In her room, she sat down with a "physical exhaustion"-again, not the normal thing people would have felt. Would she be really sad, she would have not been able to breath, or feel really sad by her heart. But she didn't. The reason that she felt so physically exhausted was probably because of all the acting and pretending to care she has to show other people. Now she could see. She could finally notice all the beautiful things in the world, and all the free souls outside of this household-rain, peddlers, and sparrows.
"There would be no powerful will bending hers in that blind persistence with which men and women believe they have a right to impose a private will upon a fellow-creature." (Chopin, 1894, p.2).
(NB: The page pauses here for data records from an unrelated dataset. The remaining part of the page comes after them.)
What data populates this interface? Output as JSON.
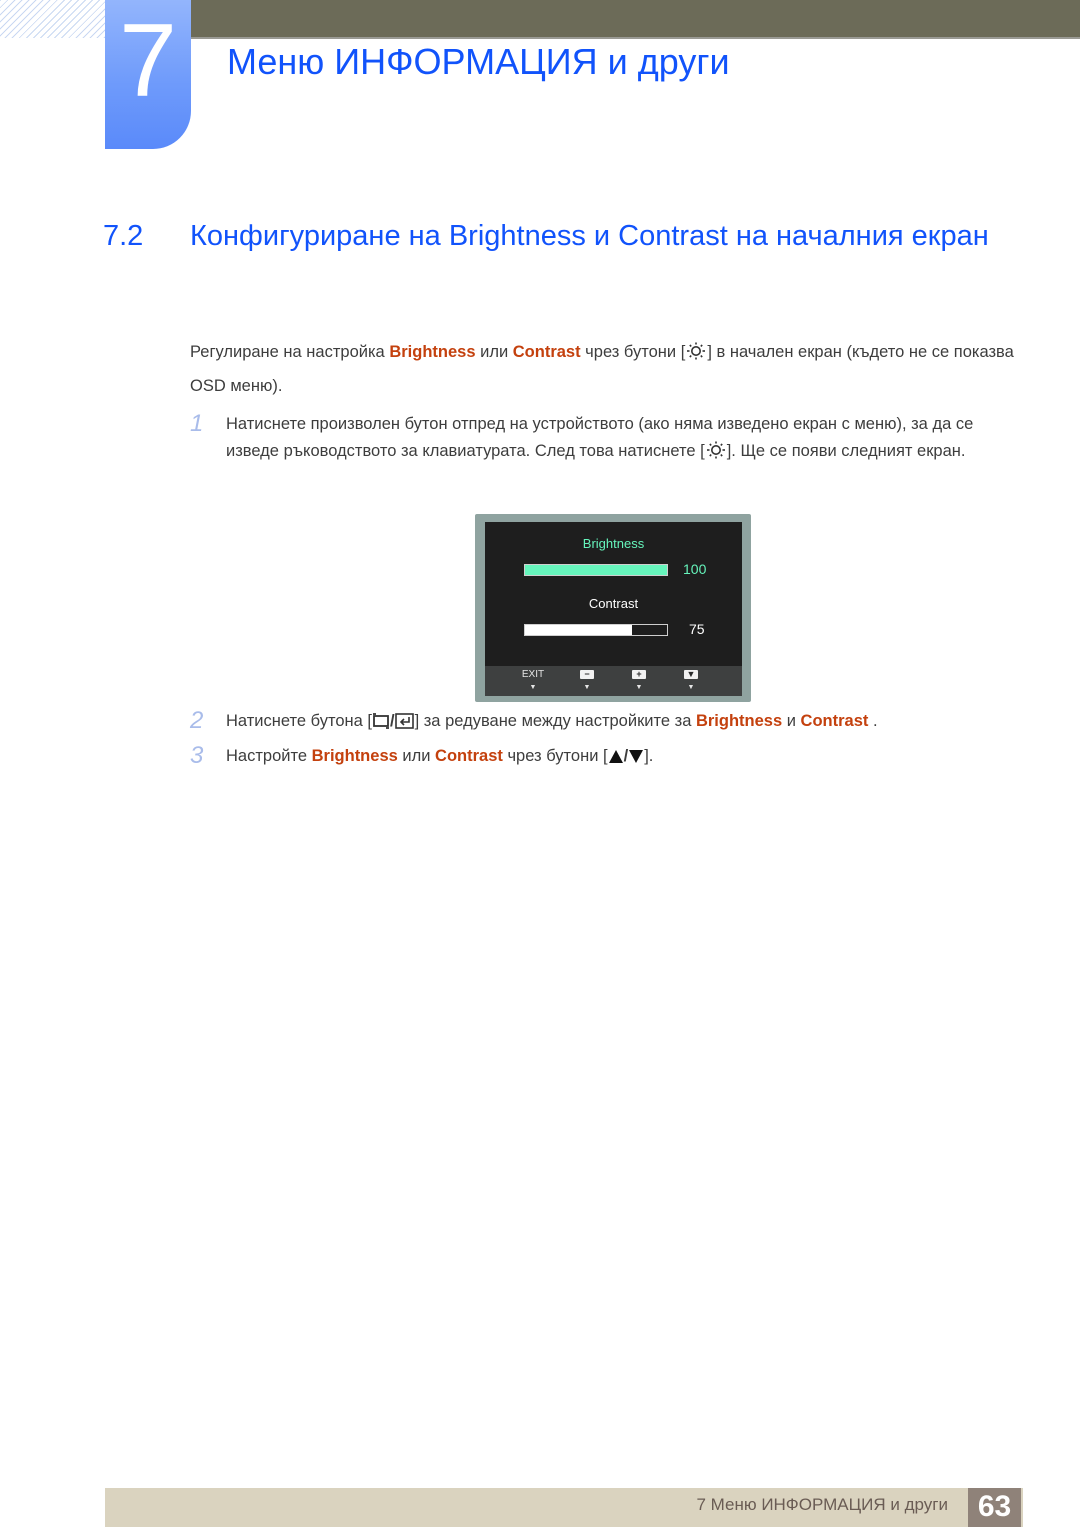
{
  "header": {
    "chapter_number": "7",
    "chapter_title": "Меню ИНФОРМАЦИЯ и други"
  },
  "section": {
    "number": "7.2",
    "title": "Конфигуриране на Brightness и Contrast на началния екран"
  },
  "intro": {
    "part1": "Регулиране на настройка ",
    "brightness": "Brightness",
    "part2": " или ",
    "contrast": "Contrast",
    "part3": " чрез бутони [",
    "icon": "sun-icon",
    "part4": "] в начален екран (където не се показва OSD меню)."
  },
  "steps": [
    {
      "number": "1",
      "text1": "Натиснете произволен бутон отпред на устройството (ако няма изведено екран с меню), за да се изведе ръководството за клавиатурата. След това натиснете [",
      "icon": "sun-icon",
      "text2": "]. Ще се появи следният екран."
    },
    {
      "number": "2",
      "text1": "Натиснете бутона [",
      "icons": [
        "source-icon",
        "enter-icon"
      ],
      "separator": "/",
      "text2": "] за редуване между настройките за ",
      "brightness": "Brightness",
      "text3": " и ",
      "contrast": "Contrast",
      "text4": " ."
    },
    {
      "number": "3",
      "text1": "Настройте ",
      "brightness": "Brightness",
      "text2": " или ",
      "contrast": "Contrast",
      "text3": " чрез бутони [",
      "icons": [
        "triangle-up-icon",
        "triangle-down-icon"
      ],
      "separator": "/",
      "text4": "]."
    }
  ],
  "osd": {
    "brightness_label": "Brightness",
    "brightness_value": "100",
    "brightness_level": 100,
    "contrast_label": "Contrast",
    "contrast_value": "75",
    "contrast_level": 75,
    "buttons": [
      {
        "label": "EXIT",
        "icon": "exit-label"
      },
      {
        "label": "",
        "icon": "minus-icon",
        "glyph": "−"
      },
      {
        "label": "",
        "icon": "plus-icon",
        "glyph": "+"
      },
      {
        "label": "",
        "icon": "down-icon",
        "glyph": "▼"
      }
    ],
    "colors": {
      "brightness": "#66f5bc",
      "contrast": "#ffffff"
    }
  },
  "footer": {
    "text": "7 Меню ИНФОРМАЦИЯ и други",
    "page_number": "63"
  },
  "colors": {
    "accent_blue": "#1153fb",
    "highlight": "#c4410e"
  }
}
Louise has a strong understanding of the relationship between female and male. She loved her husband sometimes but she knows that as long as he was there, she had no absolute sense of freedom. And when he had died, she finally found her own individualism. She finally was free. "Free! Body and soul free!" (Chopin, 1894, p.2). she kept saying, kept reminding herself that her own freedom was so much more important than the love she only gets sometimes from Mr. Mallard, than the sense of possession she always felt Mr. Mallard has on her. Now she is absolutely free of her own will. "Free, free, free!" (Chopin, 1894, p.2). She said it over and over again to herself.
But when she finally "opened and spread her arms out" (Chopin, 1894, p.2). for the new life she had in front of her, she realized that her husband was not dead. In fact, he just walked into the front door. She died of not the joy that her husband's being alive brought her, but I fear the fact that the live she's been dreaming to have was not possible anymore. In fact, the moment when she husband just walked in through the door, the self she just discovered she had has already died. There was no information gave as in the background of Louise nor how her relationship really was with her husband. But we can guess from the context that in the society Louise lives in, it is probably unacceptable for her to be free. Which is also why she pretended to be sad while her husband's friend was there and secretly relieved when she was by herself.
From the whole story, Louis says over and over again that she wants to be free. She sees all the free creatures while having to pretend to obey the social standard to mourn her husband's death. She was born to be free, but not at the right time.